Other quality-of-life updates, according to Meyer:

 

– Sleeping areas, or berthings, generally will be smaller, designed for fewer people per room. On current carriers, some berthings have more than 100 sailors each. On the Ford carriers, the number will be closer to 30 to 50 each.

 

– Heads will be attached to berthing compartments. Currently, many sailors have to traverse a passageway between a berthing and a head, meaning sailors who’ve just woken up have to dress up more for a trip to the head than they would if it were adjacent.

 

The new Ford-class features were first reported by the Navy Times.

 

Some sailors said that they're happy to lose the urinals because they're hard to clean and maintain, the Navy Times reported this week.

 

The Ford class is the future replacement for the Nimitz class.
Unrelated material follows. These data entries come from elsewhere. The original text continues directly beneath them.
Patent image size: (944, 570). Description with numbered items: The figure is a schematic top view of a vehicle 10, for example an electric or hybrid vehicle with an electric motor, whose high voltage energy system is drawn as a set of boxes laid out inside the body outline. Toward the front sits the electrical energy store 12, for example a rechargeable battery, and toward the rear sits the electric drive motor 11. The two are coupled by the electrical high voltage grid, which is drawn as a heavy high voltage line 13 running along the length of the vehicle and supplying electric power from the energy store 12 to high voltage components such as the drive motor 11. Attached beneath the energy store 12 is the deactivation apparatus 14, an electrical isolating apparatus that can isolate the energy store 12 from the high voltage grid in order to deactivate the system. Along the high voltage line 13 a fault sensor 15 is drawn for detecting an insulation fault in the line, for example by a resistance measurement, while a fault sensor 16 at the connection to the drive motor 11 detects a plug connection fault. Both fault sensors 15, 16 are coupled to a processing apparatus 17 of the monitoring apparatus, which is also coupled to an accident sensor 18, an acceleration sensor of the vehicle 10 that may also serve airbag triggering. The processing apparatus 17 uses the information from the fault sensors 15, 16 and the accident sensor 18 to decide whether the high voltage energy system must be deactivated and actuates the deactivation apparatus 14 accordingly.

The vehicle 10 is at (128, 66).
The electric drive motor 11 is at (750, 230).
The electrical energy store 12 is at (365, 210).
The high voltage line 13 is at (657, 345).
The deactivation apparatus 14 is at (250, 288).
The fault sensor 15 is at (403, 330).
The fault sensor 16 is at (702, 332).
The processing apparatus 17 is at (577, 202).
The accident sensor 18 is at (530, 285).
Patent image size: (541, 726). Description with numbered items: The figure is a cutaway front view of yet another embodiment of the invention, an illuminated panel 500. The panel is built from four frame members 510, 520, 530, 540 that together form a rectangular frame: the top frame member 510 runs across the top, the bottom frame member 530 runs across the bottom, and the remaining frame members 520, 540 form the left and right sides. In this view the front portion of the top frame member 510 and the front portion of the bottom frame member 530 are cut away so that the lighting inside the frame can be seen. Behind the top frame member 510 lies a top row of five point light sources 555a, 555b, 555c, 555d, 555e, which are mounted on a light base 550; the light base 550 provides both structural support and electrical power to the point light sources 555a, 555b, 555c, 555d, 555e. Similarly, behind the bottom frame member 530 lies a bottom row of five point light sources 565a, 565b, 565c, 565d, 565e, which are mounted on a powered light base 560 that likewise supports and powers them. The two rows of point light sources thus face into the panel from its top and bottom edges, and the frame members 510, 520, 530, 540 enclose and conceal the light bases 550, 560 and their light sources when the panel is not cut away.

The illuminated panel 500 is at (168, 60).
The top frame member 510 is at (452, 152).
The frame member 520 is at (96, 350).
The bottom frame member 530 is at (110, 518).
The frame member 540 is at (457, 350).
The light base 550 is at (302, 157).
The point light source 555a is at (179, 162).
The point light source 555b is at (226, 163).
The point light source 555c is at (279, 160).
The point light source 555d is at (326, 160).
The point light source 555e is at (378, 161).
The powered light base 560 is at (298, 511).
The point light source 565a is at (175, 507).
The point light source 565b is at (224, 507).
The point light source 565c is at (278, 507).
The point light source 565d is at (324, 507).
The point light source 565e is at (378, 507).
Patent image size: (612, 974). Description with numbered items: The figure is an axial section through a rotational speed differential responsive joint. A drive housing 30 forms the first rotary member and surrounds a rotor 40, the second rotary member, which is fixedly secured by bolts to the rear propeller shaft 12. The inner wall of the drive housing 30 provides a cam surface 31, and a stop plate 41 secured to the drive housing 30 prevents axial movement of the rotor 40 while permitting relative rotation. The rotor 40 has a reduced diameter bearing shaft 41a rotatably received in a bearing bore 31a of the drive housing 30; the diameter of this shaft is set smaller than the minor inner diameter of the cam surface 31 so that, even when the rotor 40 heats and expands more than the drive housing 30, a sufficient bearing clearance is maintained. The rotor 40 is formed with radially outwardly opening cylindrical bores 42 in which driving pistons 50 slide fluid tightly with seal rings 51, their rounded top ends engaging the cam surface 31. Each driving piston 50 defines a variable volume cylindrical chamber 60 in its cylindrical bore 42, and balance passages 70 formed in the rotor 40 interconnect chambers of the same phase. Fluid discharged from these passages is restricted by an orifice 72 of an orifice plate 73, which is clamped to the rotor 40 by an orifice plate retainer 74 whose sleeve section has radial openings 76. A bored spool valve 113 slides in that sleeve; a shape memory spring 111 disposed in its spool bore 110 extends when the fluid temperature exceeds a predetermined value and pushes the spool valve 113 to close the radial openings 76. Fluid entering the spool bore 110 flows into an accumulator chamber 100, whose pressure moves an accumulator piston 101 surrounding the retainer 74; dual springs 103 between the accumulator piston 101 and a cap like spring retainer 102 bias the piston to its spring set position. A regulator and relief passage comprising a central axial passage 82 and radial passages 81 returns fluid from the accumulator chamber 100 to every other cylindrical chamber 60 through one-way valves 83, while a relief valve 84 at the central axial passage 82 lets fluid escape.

The Ford carriers are designed to allow more aircraft sorties, but with about 660 fewer crew members, according to the Navy.

 

The first three Ford carriers are scheduled to debut between 2015 and 2027, at a total projected cost of $37 billion. That cost includes non-recurring engineering expenses and research and development costs for the first carrier, the Navy says.

 

http://news.blogs.cn...t-have-urinals/

Posted

I once stated in a double interview that compared with my brother #3's deployment to Afghanistan, my biggest job risk was cutting my fingers on paper, but by God, I have suffered more of those cuts in the line of duty to the greater good of national security than I care to mention!

 

Wear every bloodied cut with staunch pride, they are the true badges of honour from your numerous selfless charges against the Xerox Husaren and the Falken Kürassiere.